The government has turned down at least 15 names for the post of independent directors in various Central Public Sector Undertakings (CPSEs) under the Heavy Industries Ministry.
“After following all due process, the Ministry sent over 15-16 names to the competent authority in the last one year. However, not a single name has been accepted. Now we have been asked to get new names vetted by the newly appointed screening committee,” a senior Government official told BusinessLine .
There are 38 independent director vacancies in various CPSEs under the Heavy Industries Ministry. This includes six vacancies in BHEL and its subsidiary BHEL Electricals Machines Ltd.
An independent director does not have a material or pecuniary relationship with a company or related persons, except sitting fees. Independent directors do not own shares in the company. Their role is critical from the point of view of corporate governance. In fact, SEBI norms prescribe that independent directors must comprise at least one-third of the board’s strength.
The proposals for appointment of independent directors are initiated by the administrative ministries/departments concerned by recommending names of at least three eligible persons for each position. A search committee forwards the name to the Appointment Committee of Cabinet (ACC) for final approval.
The administrative ministry/department appoints the non-official directors on the basis of recommendations of the search committee after obtaining the approval of the appointments committee.

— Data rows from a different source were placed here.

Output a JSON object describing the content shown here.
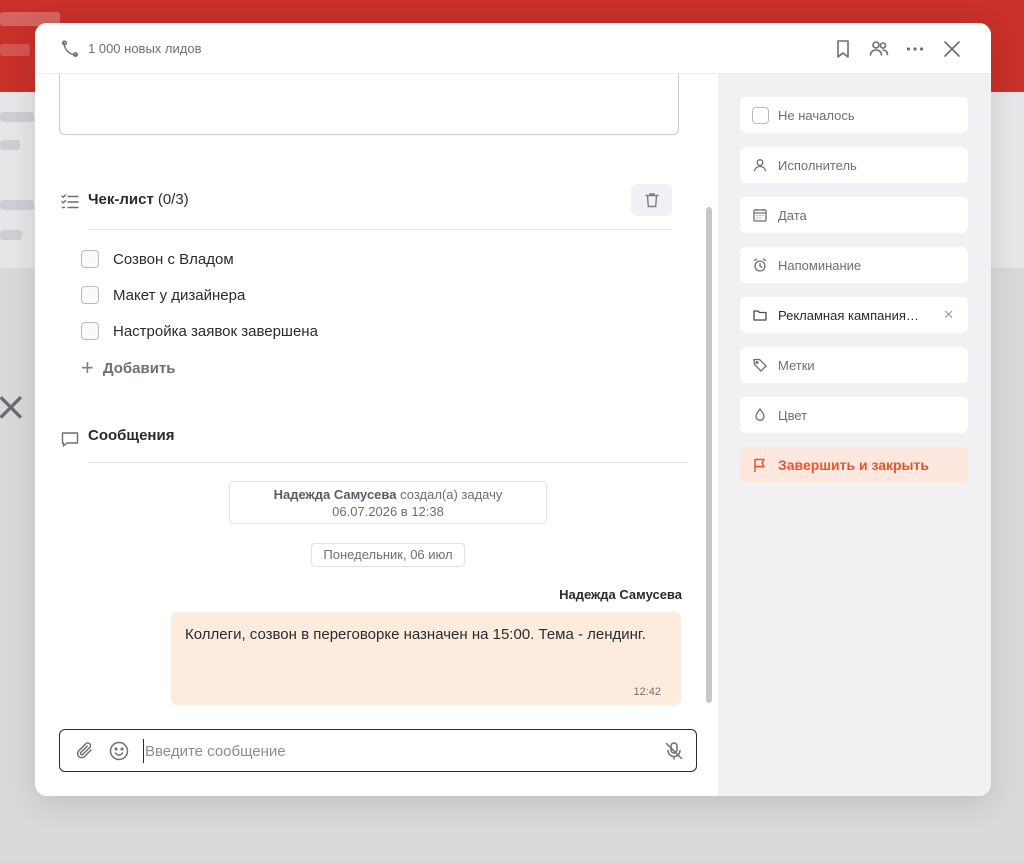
{
  "header": {
    "title": "1 000 новых лидов",
    "icons": [
      "phone-icon",
      "bookmark-icon",
      "users-icon",
      "more-icon",
      "close-icon"
    ]
  },
  "checklist": {
    "title": "Чек-лист",
    "count": "(0/3)",
    "items": [
      {
        "label": "Созвон с Владом",
        "checked": false
      },
      {
        "label": "Макет у дизайнера",
        "checked": false
      },
      {
        "label": "Настройка заявок завершена",
        "checked": false
      }
    ],
    "add_label": "Добавить"
  },
  "messages": {
    "title": "Сообщения",
    "system": {
      "author": "Надежда Самусева",
      "action": "создал(а) задачу",
      "datetime": "06.07.2026 в 12:38"
    },
    "day_label": "Понедельник, 06 июл",
    "thread": [
      {
        "author": "Надежда Самусева",
        "text": "Коллеги, созвон в переговорке назначен на 15:00. Тема - лендинг.",
        "time": "12:42"
      }
    ]
  },
  "composer": {
    "placeholder": "Введите сообщение"
  },
  "sidebar": {
    "status": "Не началось",
    "assignee": "Исполнитель",
    "date": "Дата",
    "reminder": "Напоминание",
    "project": "Рекламная кампания…",
    "tags": "Метки",
    "color": "Цвет",
    "finish": "Завершить и закрыть"
  },
  "colors": {
    "accent": "#e4572e",
    "accent_bg": "#fde7de",
    "bubble_bg": "#fdecde",
    "topbar": "#c9302a"
  }
}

The difficulty in filling up positions of independent directors is not restricted only to CPSEs under the Heavy Industries Ministry. In the recently concluded Monsoon Session of Parliament, the government informed the Lok Sabha that there are around 530 vacant positions of such directors in 182 scheduled CPSEs – both listed and unlisted.
Among the 50 listed companies, according to Prime Database, 38 have either less than the required number or no independent directors at all.
In fact, the issue is not just a delay in fresh appointments, but also the ‘unceremonious’ removal of independent directors appointed by the previous government.
Earlier, this week, former ONGC Chief RS Sharma raised this question in a letter to the Prime Minister.
After retirement, Sharma was appointed independent director on the board of SAIL by the previous government, but the proposal was rejected by shareholders (with majority of government) in the annual general meeting held during the present regime.